In a quest to get back into film photography, I spent a long while lusting after vintage SLR like a Nikon FM-2 or Canon AE-1. My motivations were mostly boredom and nostalgia. I eventually came to the realization that I enjoy sharing my photos, and that the world has gone digital. The prospect of digitizing film made me remember days of scanning negatives and prints of old family albums. It was awful. I'll stick with my digital bodies.
|My modified Fujifilm Instax Mini 8 with its new tripod socket and remote shutter release|
Enter instant film. I mostly use it to give out instant souvenirs at social events. The current market for self developing film is dominated by Fujifilm's Instax line. The typical "mini" version is 54 x 86mm, 800 ISO, color film. There is a variety of cameras to choose from, but I settled on the cheapest bare-bones unit knowing I would tinker with it. Also, the reviews for the fancier ones were plagued with electronics failures.
|Mini 8 circuit board|
|New tripod socket|
The camera is driven by a single hobby motor. A rather complicated gear, lever, and cam system cycles the shutter, flash, and film rollers.
|Opened Mini 8 with new leads on the flash switch and shutter switch|
The shutter release button is a single pole single throw switch. I tapped the circuit by soldering wires to the corresponding pins on the PCB. I had to map the pinout by visually tracing wires and checking continuity with a multimeter. Most of the exposed leads are for various switches.
I decided on 3.5mm audio jack as my port because it's compact. I rigged up a push button SPST and housed it in some PVC fittings. The cable is a 3.5mm stereo patch cord. Depressing the push button closes the "SP" circuit to begin the shutter cycle. I still need to rig up some kind of timer, but the hard part of getting the signal out of the body is done.
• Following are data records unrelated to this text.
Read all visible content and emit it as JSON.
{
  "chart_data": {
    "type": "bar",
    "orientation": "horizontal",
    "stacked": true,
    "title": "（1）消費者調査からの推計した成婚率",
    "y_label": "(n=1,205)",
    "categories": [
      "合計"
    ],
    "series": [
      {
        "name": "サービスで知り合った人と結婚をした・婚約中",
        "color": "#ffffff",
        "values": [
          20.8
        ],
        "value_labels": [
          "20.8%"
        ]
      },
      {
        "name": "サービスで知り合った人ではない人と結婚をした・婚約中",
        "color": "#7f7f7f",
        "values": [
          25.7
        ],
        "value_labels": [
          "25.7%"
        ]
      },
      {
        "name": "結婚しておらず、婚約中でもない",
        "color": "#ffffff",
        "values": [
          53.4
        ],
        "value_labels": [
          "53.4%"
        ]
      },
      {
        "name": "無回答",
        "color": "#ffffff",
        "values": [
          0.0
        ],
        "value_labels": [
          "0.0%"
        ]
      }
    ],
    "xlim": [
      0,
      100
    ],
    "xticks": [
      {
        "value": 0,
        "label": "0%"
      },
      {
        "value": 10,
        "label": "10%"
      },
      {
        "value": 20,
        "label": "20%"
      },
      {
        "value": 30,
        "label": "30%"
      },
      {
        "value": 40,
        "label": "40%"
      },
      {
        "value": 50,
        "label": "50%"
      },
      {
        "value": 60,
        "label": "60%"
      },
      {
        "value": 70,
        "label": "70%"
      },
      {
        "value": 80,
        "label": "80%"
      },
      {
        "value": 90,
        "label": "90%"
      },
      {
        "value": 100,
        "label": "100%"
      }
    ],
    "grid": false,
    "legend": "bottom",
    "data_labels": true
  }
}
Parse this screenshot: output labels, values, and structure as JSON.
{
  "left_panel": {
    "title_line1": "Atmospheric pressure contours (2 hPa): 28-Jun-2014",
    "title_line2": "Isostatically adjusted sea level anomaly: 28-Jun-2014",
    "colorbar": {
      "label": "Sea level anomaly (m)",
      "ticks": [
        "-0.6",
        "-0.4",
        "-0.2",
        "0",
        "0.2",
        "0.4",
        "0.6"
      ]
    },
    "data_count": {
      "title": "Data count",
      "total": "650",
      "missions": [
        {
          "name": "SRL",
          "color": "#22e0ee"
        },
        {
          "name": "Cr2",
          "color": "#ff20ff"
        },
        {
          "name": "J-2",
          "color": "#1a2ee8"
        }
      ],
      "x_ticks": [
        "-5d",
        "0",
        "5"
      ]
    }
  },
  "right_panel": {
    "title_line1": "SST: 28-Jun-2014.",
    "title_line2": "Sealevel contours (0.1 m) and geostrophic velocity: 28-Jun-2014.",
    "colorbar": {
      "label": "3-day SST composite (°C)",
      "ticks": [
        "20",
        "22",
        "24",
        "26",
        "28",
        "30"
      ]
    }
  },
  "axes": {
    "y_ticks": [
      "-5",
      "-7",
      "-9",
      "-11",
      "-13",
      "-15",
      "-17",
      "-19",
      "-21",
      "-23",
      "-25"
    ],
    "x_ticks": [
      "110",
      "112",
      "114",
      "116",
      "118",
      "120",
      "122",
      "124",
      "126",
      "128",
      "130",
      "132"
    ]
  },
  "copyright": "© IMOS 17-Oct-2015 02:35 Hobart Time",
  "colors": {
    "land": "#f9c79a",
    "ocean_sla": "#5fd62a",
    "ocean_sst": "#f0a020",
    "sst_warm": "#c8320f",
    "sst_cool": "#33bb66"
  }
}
|Custom remote release, connects via an audio cable|
|An intervalometer with Canon pinout, plus a 2.5mm to 3.5mm stereo adapter|
I thought I could toggle the flash by interrupting the "SSY" switch. That's the circuit triggered during shutter opening. I think the SSY circuit ground clamps, because cutting the SSY leads didn't stop the flash from firing. I couldn't interrupt the high voltage side of the flash capacitor (I don't think I could fit an appropriate 320V switch into this little body). I would have cut off the 3V side, but there are some charging electronics and sensors that probably would have disagreed with my meddling. I'll leave this issue for another intrepid individual.